Using Fabric with Distributed RPC

Hello,

I would like to use Fabric for multi-device training both on a single as well on multiple nodes.
In my setup, I have to share one global object across all workers, which is done via the Distributed
RPC framework. I would like to use Fabric for process creation and all the other functionality it offers.

I tried several conceptually different implementations but none of them worked. In general, all I need to do is to create a particular object on rank 0. Rank 0 then creates all workers with a RRef to that object, including rank 0.
A minimal example is below. The exepcted output is that all ranks print rank 0 as ref owner.

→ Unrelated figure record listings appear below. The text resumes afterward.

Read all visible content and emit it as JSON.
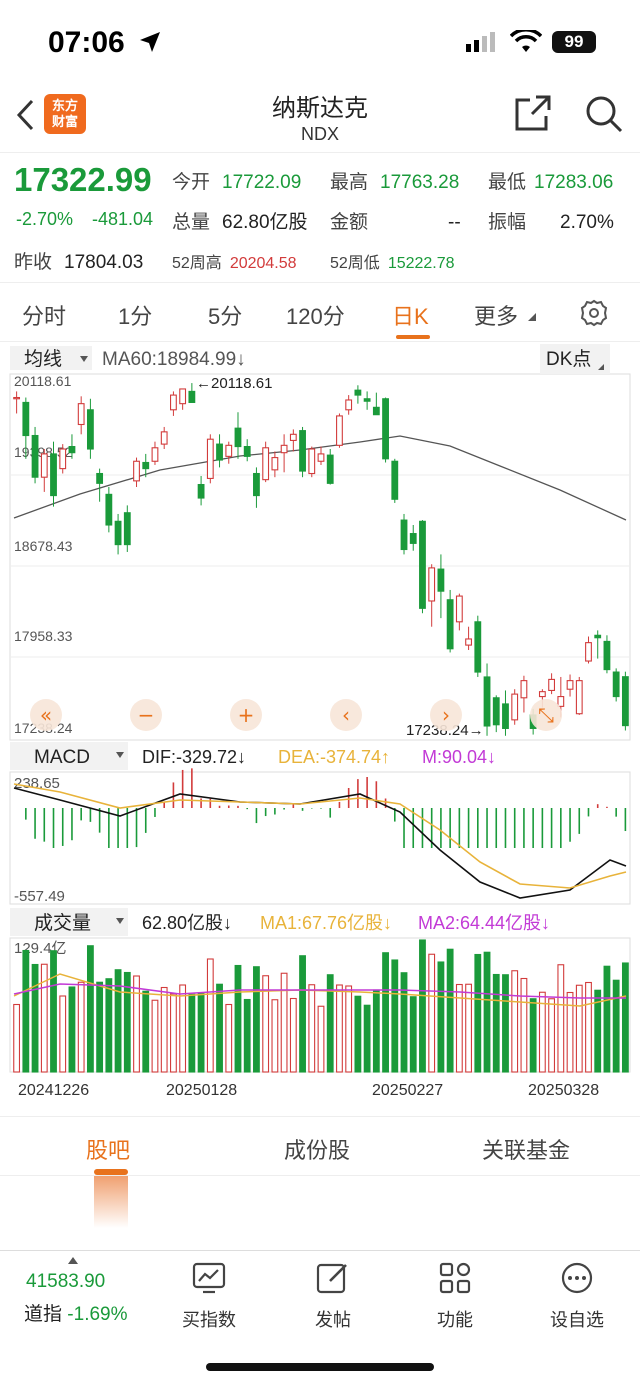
{
  "status": {
    "time": "07:06",
    "battery": "99"
  },
  "header": {
    "logo_line1": "东方",
    "logo_line2": "财富",
    "title": "纳斯达克",
    "code": "NDX"
  },
  "quote": {
    "price": "17322.99",
    "change_pct": "-2.70%",
    "change_abs": "-481.04",
    "open_label": "今开",
    "open": "17722.09",
    "high_label": "最高",
    "high": "17763.28",
    "low_label": "最低",
    "low": "17283.06",
    "volume_label": "总量",
    "volume": "62.80亿股",
    "amount_label": "金额",
    "amount": "--",
    "amplitude_label": "振幅",
    "amplitude": "2.70%",
    "prev_close_label": "昨收",
    "prev_close": "17804.03",
    "w52_high_label": "52周高",
    "w52_high": "20204.58",
    "w52_low_label": "52周低",
    "w52_low": "15222.78"
  },
  "periods": [
    "分时",
    "1分",
    "5分",
    "120分",
    "日K",
    "更多"
  ],
  "active_period": "日K",
  "chart_data": {
    "type": "candlestick",
    "main_indicator": {
      "label": "均线",
      "text": "MA60:18984.99",
      "arrow": "↓"
    },
    "dk_label": "DK点",
    "price_ticks": [
      "20118.61",
      "19398.52",
      "18678.43",
      "17958.33",
      "17238.24"
    ],
    "max_marker": "20118.61",
    "min_marker": "17238.24",
    "candles": [
      [
        19990,
        20050,
        19870,
        20000
      ],
      [
        19960,
        20000,
        19500,
        19690
      ],
      [
        19690,
        19760,
        19300,
        19350
      ],
      [
        19350,
        19580,
        19230,
        19540
      ],
      [
        19540,
        19640,
        19110,
        19200
      ],
      [
        19420,
        19620,
        19380,
        19580
      ],
      [
        19600,
        19700,
        19500,
        19550
      ],
      [
        19780,
        20010,
        19700,
        19950
      ],
      [
        19900,
        19990,
        19500,
        19580
      ],
      [
        19380,
        19420,
        19150,
        19300
      ],
      [
        19210,
        19270,
        18900,
        18960
      ],
      [
        18990,
        19050,
        18720,
        18800
      ],
      [
        19060,
        19120,
        18740,
        18800
      ],
      [
        19320,
        19510,
        19270,
        19480
      ],
      [
        19470,
        19540,
        19350,
        19420
      ],
      [
        19480,
        19640,
        19450,
        19590
      ],
      [
        19620,
        19760,
        19580,
        19720
      ],
      [
        19900,
        20050,
        19850,
        20020
      ],
      [
        19950,
        20060,
        19900,
        20070
      ],
      [
        20050,
        20118,
        19960,
        19960
      ],
      [
        19290,
        19360,
        19120,
        19180
      ],
      [
        19340,
        19700,
        19300,
        19660
      ],
      [
        19620,
        19700,
        19430,
        19490
      ],
      [
        19520,
        19640,
        19460,
        19610
      ],
      [
        19750,
        19880,
        19500,
        19600
      ],
      [
        19600,
        19660,
        19480,
        19520
      ],
      [
        19380,
        19430,
        19100,
        19200
      ],
      [
        19330,
        19640,
        19310,
        19590
      ],
      [
        19410,
        19560,
        19350,
        19510
      ],
      [
        19550,
        19700,
        19390,
        19610
      ],
      [
        19650,
        19740,
        19560,
        19700
      ],
      [
        19730,
        19760,
        19350,
        19400
      ],
      [
        19380,
        19600,
        19350,
        19580
      ],
      [
        19480,
        19600,
        19450,
        19540
      ],
      [
        19530,
        19580,
        19290,
        19300
      ],
      [
        19610,
        19870,
        19590,
        19850
      ],
      [
        19900,
        20020,
        19860,
        19980
      ],
      [
        20060,
        20100,
        19950,
        20020
      ],
      [
        19990,
        20050,
        19900,
        19970
      ],
      [
        19920,
        20040,
        19880,
        19860
      ],
      [
        19990,
        20000,
        19470,
        19500
      ],
      [
        19480,
        19500,
        19140,
        19170
      ],
      [
        19000,
        19050,
        18720,
        18760
      ],
      [
        18890,
        18960,
        18750,
        18810
      ],
      [
        18990,
        19000,
        18240,
        18280
      ],
      [
        18340,
        18640,
        18130,
        18610
      ],
      [
        18600,
        18720,
        18200,
        18420
      ],
      [
        18350,
        18430,
        17920,
        17950
      ],
      [
        18170,
        18400,
        18100,
        18380
      ],
      [
        17980,
        18130,
        17940,
        18030
      ],
      [
        18170,
        18220,
        17720,
        17760
      ],
      [
        17720,
        17830,
        17240,
        17320
      ],
      [
        17550,
        17570,
        17270,
        17330
      ],
      [
        17500,
        17610,
        17240,
        17300
      ],
      [
        17370,
        17620,
        17330,
        17580
      ],
      [
        17550,
        17730,
        17430,
        17690
      ],
      [
        17410,
        17460,
        17250,
        17300
      ],
      [
        17560,
        17620,
        17470,
        17600
      ],
      [
        17610,
        17750,
        17580,
        17700
      ],
      [
        17480,
        17720,
        17390,
        17560
      ],
      [
        17620,
        17740,
        17560,
        17690
      ],
      [
        17420,
        17720,
        17410,
        17690
      ],
      [
        17850,
        18050,
        17830,
        18000
      ],
      [
        18060,
        18100,
        17870,
        18040
      ],
      [
        18010,
        18060,
        17750,
        17780
      ],
      [
        17760,
        17790,
        17520,
        17560
      ],
      [
        17722,
        17763,
        17283,
        17323
      ]
    ],
    "macd": {
      "label": "MACD",
      "dif": "DIF:-329.72",
      "dea": "DEA:-374.74",
      "m": "M:90.04",
      "top": "238.65",
      "bottom": "-557.49"
    },
    "volume": {
      "label": "成交量",
      "value": "62.80亿股",
      "ma1": "MA1:67.76亿股",
      "ma2": "MA2:64.44亿股",
      "top": "129.4亿"
    },
    "dates": [
      "20241226",
      "20250128",
      "20250227",
      "20250328"
    ],
    "colors": {
      "up": "#d23b3b",
      "down": "#1a9a3a",
      "ma60": "#555555",
      "dea": "#e8b33a",
      "m": "#c23ad6"
    }
  },
  "lower_tabs": [
    "股吧",
    "成份股",
    "关联基金"
  ],
  "bottom": {
    "index_value": "41583.90",
    "index_name": "道指",
    "index_pct": "-1.69%",
    "items": [
      {
        "label": "买指数",
        "icon": "chart-up-icon"
      },
      {
        "label": "发帖",
        "icon": "edit-icon"
      },
      {
        "label": "功能",
        "icon": "grid-icon"
      },
      {
        "label": "设自选",
        "icon": "more-icon"
      }
    ]
  }
}
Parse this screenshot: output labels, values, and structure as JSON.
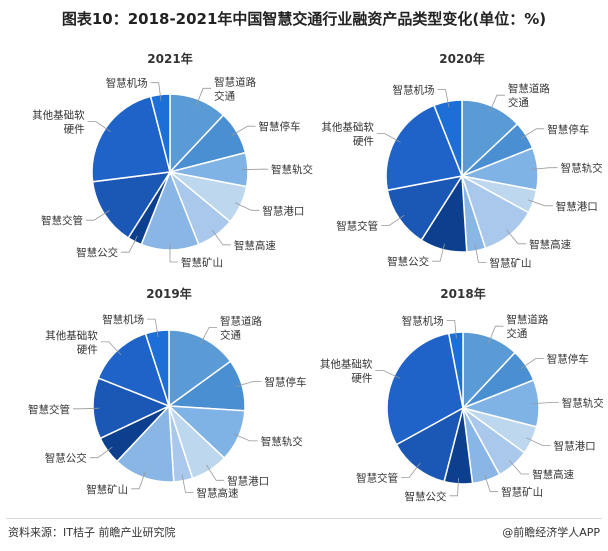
{
  "title": "图表10：2018-2021年中国智慧交通行业融资产品类型变化(单位：%)",
  "footer": {
    "source": "资料来源：IT桔子 前瞻产业研究院",
    "brand": "@前瞻经济学人APP"
  },
  "colors": {
    "palette": [
      "#5b9bd5",
      "#4a8fd2",
      "#7fb2e5",
      "#bdd7ee",
      "#a9c8eb",
      "#8ab6e6",
      "#0d3f8f",
      "#1b57b5",
      "#1f63c8",
      "#1c6fd6"
    ]
  },
  "chart_data": [
    {
      "type": "pie",
      "title": "2021年",
      "categories": [
        "智慧道路交通",
        "智慧停车",
        "智慧轨交",
        "智慧港口",
        "智慧高速",
        "智慧矿山",
        "智慧公交",
        "智慧交管",
        "其他基础软硬件",
        "智慧机场"
      ],
      "values": [
        12,
        9,
        7,
        8,
        8,
        12,
        3,
        14,
        23,
        4
      ]
    },
    {
      "type": "pie",
      "title": "2020年",
      "categories": [
        "智慧道路交通",
        "智慧停车",
        "智慧轨交",
        "智慧港口",
        "智慧高速",
        "智慧矿山",
        "智慧公交",
        "智慧交管",
        "其他基础软硬件",
        "智慧机场"
      ],
      "values": [
        13,
        6,
        9,
        5,
        12,
        4,
        10,
        13,
        22,
        6
      ]
    },
    {
      "type": "pie",
      "title": "2019年",
      "categories": [
        "智慧道路交通",
        "智慧停车",
        "智慧轨交",
        "智慧港口",
        "智慧高速",
        "智慧矿山",
        "智慧公交",
        "智慧交管",
        "其他基础软硬件",
        "智慧机场"
      ],
      "values": [
        15,
        11,
        11,
        8,
        4,
        13,
        6,
        13,
        14,
        5
      ]
    },
    {
      "type": "pie",
      "title": "2018年",
      "categories": [
        "智慧道路交通",
        "智慧停车",
        "智慧轨交",
        "智慧港口",
        "智慧高速",
        "智慧矿山",
        "智慧公交",
        "智慧交管",
        "其他基础软硬件",
        "智慧机场"
      ],
      "values": [
        12,
        7,
        10,
        6,
        7,
        6,
        6,
        13,
        30,
        3
      ]
    }
  ]
}
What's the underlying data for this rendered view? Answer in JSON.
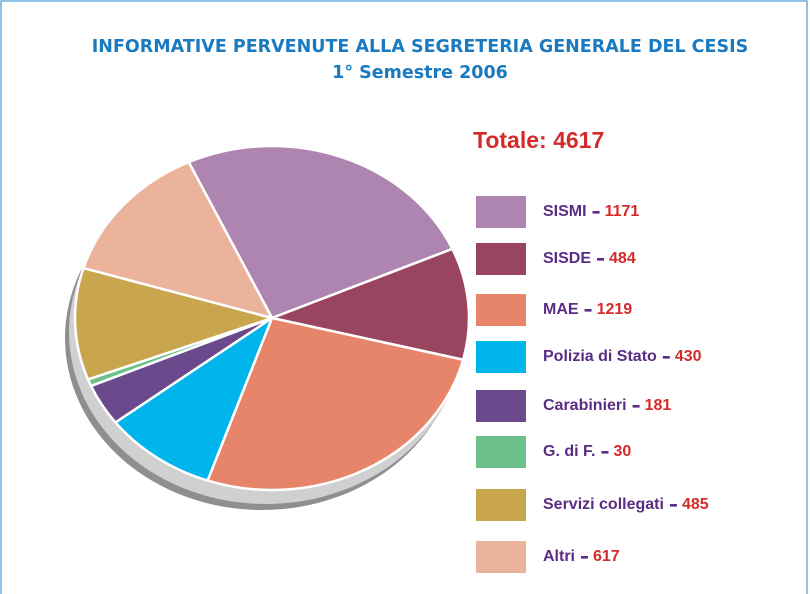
{
  "chart_data": {
    "type": "pie",
    "title": "INFORMATIVE PERVENUTE ALLA SEGRETERIA GENERALE DEL CESIS",
    "subtitle": "1° Semestre 2006",
    "total": "Totale: 4617",
    "categories": [
      "SISMI",
      "SISDE",
      "MAE",
      "Polizia di Stato",
      "Carabinieri",
      "G. di F.",
      "Servizi collegati",
      "Altri"
    ],
    "values": [
      1171,
      484,
      1219,
      430,
      181,
      30,
      485,
      617
    ],
    "colors": [
      "#ad85b0",
      "#9a4560",
      "#e6856a",
      "#00b4ec",
      "#6a4a8c",
      "#6cc08a",
      "#c9a54e",
      "#ecb39c"
    ],
    "legend": "right"
  }
}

from lightning_fabric import Fabric
from torch.distributed import rpc
from torch.distributed.rpc import RRef

def test(fabric: Fabric, rref: RRef):
    print(f"running on rank {fabric.global_rank} with ref owner {rref.owner().id}\n")


def main():
    fabric = Fabric(accelerator="cpu", devices=4, strategy="ddp")
    fabric.launch()

    rpc.init_rpc(name=f"worker-{fabric.global_rank}", rank=fabric.global_rank, world_size=fabric.world_size)

    fabric.launch(test, RRef("test"))

    rpc.shutdown()


if __name__ == "__main__":
    main()
 

How would I use Fabric properly to a) configure RPC (I don’t want to do it manually, is it possible to avoid it?) and b) instantiate the object on rank 0 only, then make calls to all ranks with that reference.

My question is based on this issue: Correct construction of TensorDictReplayBuffer in DDP · Issue #1397 · pytorch/rl · GitHub

Thank you very much for your help.

I found a workaround (more a hack) to do what I wanted by introducing a global variable.

from lightning_fabric import Fabric
from torch.distributed import rpc
from torch.distributed.rpc import RRef

REF = None


def set_ref(value):
    global REF
    REF = value


def get_ref():
    return REF


def test(fabric: Fabric):
    rpc.init_rpc(name=f"worker-{fabric.global_rank}", rank=fabric.global_rank, world_size=fabric.world_size)

    if fabric.is_global_zero:
        set_ref(RRef("test"))

    fabric.barrier()

    ref = rpc.rpc_sync("worker-0", get_ref)
    print(f"got ref with owner {ref.owner().id} on rank {fabric.global_rank}")
    rpc.shutdown()


def main():
    fabric = Fabric(accelerator="cpu", devices=4, strategy="ddp")
    fabric.launch(test)


if __name__ == "__main__":
    main()

Does anybody have a better suggestion than this?